Giving an AI coding agent unfettered production access is a recipe for data leaks and service disruption.
Most teams hand Devin a long‑lived Kubernetes service‑account token, mount it into the pod that runs the model, and let the agent issue kubectl or API calls directly against the cluster. The token is stored in a secret that developers can read, and the same credential is reused for weeks or months. Because the connection goes straight from the agent to the API server, there is no record of which commands were run, no way to redact sensitive fields in responses, and no gate that can pause a dangerous operation for human review. If the model misbehaves, the damage is already done and the audit trail is empty.
What organizations really need is a way to grant Devin production access only when a specific job requires it, and to do so with a clear approval step, real‑time masking of secrets, and immutable session logs. The request still reaches the Kubernetes API server, but without an intervening control point the organization cannot enforce just‑in‑time approval, cannot hide passwords returned by kubectl get secret, and cannot prove to auditors that the agent acted within policy.
Why production access matters for AI coding agents
AI agents can generate code, modify deployments, and read configuration data at a speed that far exceeds human operators. When they are given blanket production access, a single mis‑prompt can delete a namespace, expose database credentials, or trigger a cascade of failing services. The risk profile is amplified by the fact that AI agents do not have the same contextual awareness as a human engineer. Therefore, production access must be bounded, observable, and reversible.
Architectural requirement: a gateway on the data path
The only place to enforce the needed controls is between the identity that initiates the request and the Kubernetes API server itself. A gateway that sits on Layer 7 can inspect the HTTP/REST traffic, apply policy checks, and record the full request‑response exchange. Because the gateway terminates the connection, it can also mask fields in the response before they reach the agent, and it can block commands that match a deny list.

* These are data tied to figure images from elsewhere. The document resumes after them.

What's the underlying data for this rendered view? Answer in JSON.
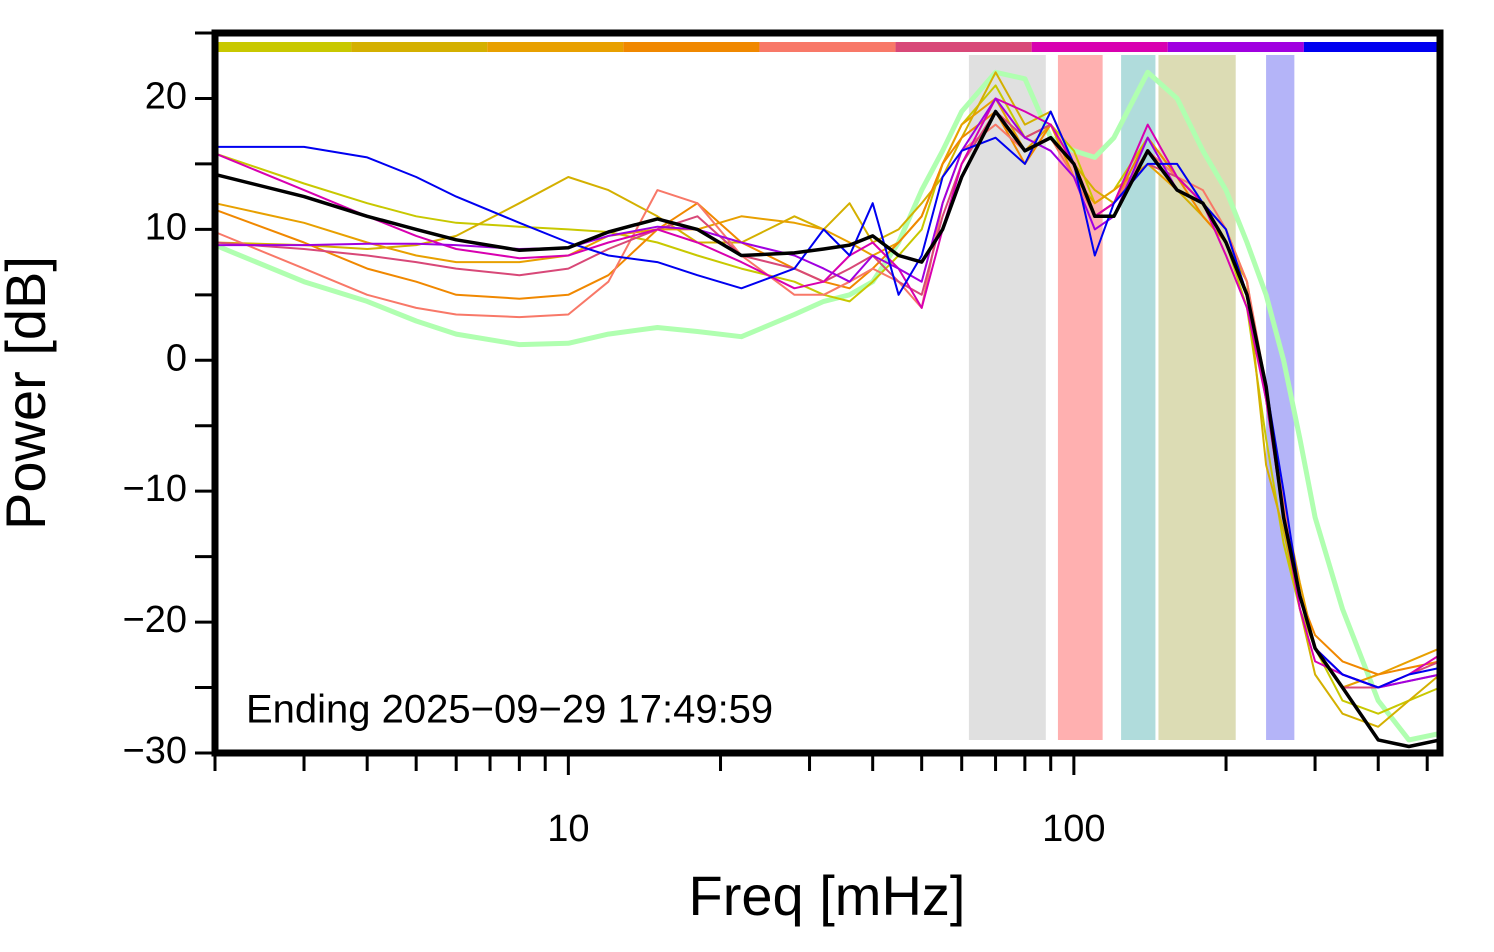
{
  "chart_data": {
    "type": "line",
    "xscale": "log",
    "xlabel": "Freq [mHz]",
    "ylabel": "Power [dB]",
    "annotation": "Ending 2025−09−29 17:49:59",
    "xlim": [
      2,
      530
    ],
    "ylim": [
      -30,
      25
    ],
    "xticks": [
      10,
      100
    ],
    "xminor_ticks": [
      2,
      3,
      4,
      5,
      6,
      7,
      8,
      9,
      20,
      30,
      40,
      50,
      60,
      70,
      80,
      90,
      200,
      300,
      400,
      500
    ],
    "yticks": [
      {
        "value": -30,
        "label": "−30"
      },
      {
        "value": -20,
        "label": "−20"
      },
      {
        "value": -10,
        "label": "−10"
      },
      0,
      10,
      20
    ],
    "yminor_ticks": [
      -25,
      -15,
      -5,
      5,
      15,
      25
    ],
    "colorbar": [
      "#c8c800",
      "#d4b000",
      "#e8a000",
      "#f08800",
      "#f87868",
      "#d84878",
      "#d800b0",
      "#a000e0",
      "#0000f0"
    ],
    "bands": [
      {
        "x": [
          62,
          88
        ],
        "color": "#e0e0e0"
      },
      {
        "x": [
          93,
          114
        ],
        "color": "#ffb0b0"
      },
      {
        "x": [
          124,
          145
        ],
        "color": "#b0dcdc"
      },
      {
        "x": [
          147,
          209
        ],
        "color": "#dcdcb4"
      },
      {
        "x": [
          240,
          273
        ],
        "color": "#b4b4f8"
      }
    ],
    "x": [
      2,
      3,
      4,
      5,
      6,
      8,
      10,
      12,
      15,
      18,
      22,
      28,
      32,
      36,
      40,
      45,
      50,
      55,
      60,
      70,
      80,
      90,
      100,
      110,
      120,
      140,
      160,
      180,
      200,
      220,
      240,
      260,
      280,
      300,
      340,
      400,
      460,
      530
    ],
    "series": [
      {
        "color": "#b0ffb0",
        "width": 5,
        "values": [
          8.8,
          6,
          4.5,
          3,
          2,
          1.2,
          1.3,
          2,
          2.5,
          2.2,
          1.8,
          3.5,
          4.5,
          5,
          6,
          9,
          13,
          16,
          19,
          22,
          21.5,
          17,
          16,
          15.5,
          17,
          22,
          20,
          16,
          13,
          9,
          5,
          0,
          -6,
          -12,
          -19,
          -26,
          -29,
          -28.5
        ]
      },
      {
        "color": "#c8c800",
        "width": 2,
        "values": [
          15.8,
          13.5,
          12,
          11,
          10.5,
          10.2,
          10,
          9.8,
          9,
          8,
          7,
          6,
          5,
          4.5,
          6,
          8,
          10,
          15,
          18,
          21,
          17,
          18,
          16,
          12,
          13,
          17,
          14,
          12,
          9,
          4,
          -6,
          -14,
          -19,
          -22,
          -26,
          -27,
          -26,
          -25
        ]
      },
      {
        "color": "#d4b000",
        "width": 2,
        "values": [
          9,
          8.8,
          8.5,
          8.8,
          9.5,
          12,
          14,
          13,
          11,
          9,
          9,
          11,
          10,
          12,
          9,
          10,
          12,
          14,
          17,
          22,
          18,
          19,
          15,
          13,
          12,
          16,
          13,
          11,
          9,
          6,
          -8,
          -13,
          -19,
          -24,
          -27,
          -28,
          -26,
          -24
        ]
      },
      {
        "color": "#e8a000",
        "width": 2,
        "values": [
          12,
          10.5,
          9,
          8,
          7.5,
          7.5,
          8,
          9.5,
          10,
          10,
          11,
          10.5,
          10,
          9,
          8,
          9,
          11,
          15,
          18,
          20,
          16,
          18,
          14,
          12,
          13,
          15,
          13,
          12,
          10,
          6,
          -3,
          -11,
          -17,
          -22,
          -25,
          -24,
          -23,
          -22
        ]
      },
      {
        "color": "#f08800",
        "width": 2,
        "values": [
          11.5,
          9,
          7,
          6,
          5,
          4.7,
          5,
          6.5,
          10,
          12,
          9,
          7,
          6,
          5.5,
          7,
          9,
          11,
          15,
          17,
          19,
          15,
          18,
          15,
          11,
          12,
          17,
          14,
          11,
          9,
          5,
          -3,
          -12,
          -18,
          -21,
          -23,
          -24,
          -23.5,
          -23
        ]
      },
      {
        "color": "#f87868",
        "width": 2,
        "values": [
          9.8,
          7,
          5,
          4,
          3.5,
          3.3,
          3.5,
          6,
          13,
          12,
          8,
          5,
          5,
          6,
          7,
          6,
          4,
          12,
          16,
          18,
          16,
          17,
          14,
          11,
          12,
          16,
          14,
          13,
          10,
          6,
          -2,
          -11,
          -18,
          -22,
          -24,
          -25,
          -24.5,
          -24
        ]
      },
      {
        "color": "#d84878",
        "width": 2,
        "values": [
          9,
          8.5,
          8,
          7.5,
          7,
          6.5,
          7,
          8.5,
          10,
          11,
          8,
          7,
          6,
          7,
          8,
          6,
          5,
          11,
          15,
          19,
          17,
          18,
          15,
          11,
          12,
          15,
          14,
          12,
          10,
          5,
          -2,
          -12,
          -18,
          -22,
          -25,
          -25,
          -24,
          -23
        ]
      },
      {
        "color": "#d800b0",
        "width": 2,
        "values": [
          15.8,
          13,
          11,
          9.5,
          8.5,
          7.8,
          8,
          9,
          10,
          9,
          7.5,
          5.5,
          6,
          8,
          9,
          7,
          4,
          10,
          15,
          20,
          19,
          18,
          15,
          11,
          12,
          18,
          14,
          12,
          8,
          4,
          -3,
          -12,
          -19,
          -23,
          -24,
          -25,
          -24,
          -22.5
        ]
      },
      {
        "color": "#a000e0",
        "width": 2,
        "values": [
          8.8,
          8.8,
          8.9,
          8.9,
          8.8,
          8.5,
          8.6,
          9.5,
          10.2,
          10,
          9,
          8,
          7,
          6,
          8,
          7,
          6,
          12,
          16,
          20,
          17,
          16,
          14,
          10,
          11,
          17,
          13,
          12,
          9,
          5,
          -2,
          -12,
          -18,
          -22,
          -24,
          -25,
          -24.5,
          -24
        ]
      },
      {
        "color": "#0000f0",
        "width": 2,
        "values": [
          16.3,
          16.3,
          15.5,
          14,
          12.5,
          10.5,
          9,
          8,
          7.5,
          6.5,
          5.5,
          7,
          10,
          8,
          12,
          5,
          8,
          14,
          16,
          17,
          15,
          19,
          15,
          8,
          12,
          15,
          15,
          12,
          10,
          5,
          -2,
          -10,
          -18,
          -22,
          -24,
          -25,
          -24,
          -23.5
        ]
      },
      {
        "color": "#000000",
        "width": 3.5,
        "values": [
          14.2,
          12.5,
          11,
          10,
          9.2,
          8.4,
          8.6,
          9.8,
          10.8,
          10,
          8,
          8.2,
          8.5,
          8.8,
          9.5,
          8,
          7.5,
          10,
          14,
          19,
          16,
          17,
          15,
          11,
          11,
          16,
          13,
          12,
          9,
          5,
          -2,
          -12,
          -18,
          -22,
          -25,
          -29,
          -29.5,
          -29
        ]
      }
    ]
  }
}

Introducing hoop.dev as the enforcement layer
hoop.dev fulfills the architectural requirement by acting as an identity‑aware proxy for Kubernetes. It receives the OIDC token that represents the user or service account, validates the token, and then forwards the request to the cluster only after applying the configured policies. hoop.dev records each session, masks sensitive fields in API responses, enforces just‑in‑time approval workflows, and blocks disallowed commands before they reach the API server.
Because hoop.dev sits in the data path, every enforcement outcome originates from it. It does not rely on the agent’s configuration, and it cannot be bypassed by changing a secret inside the pod.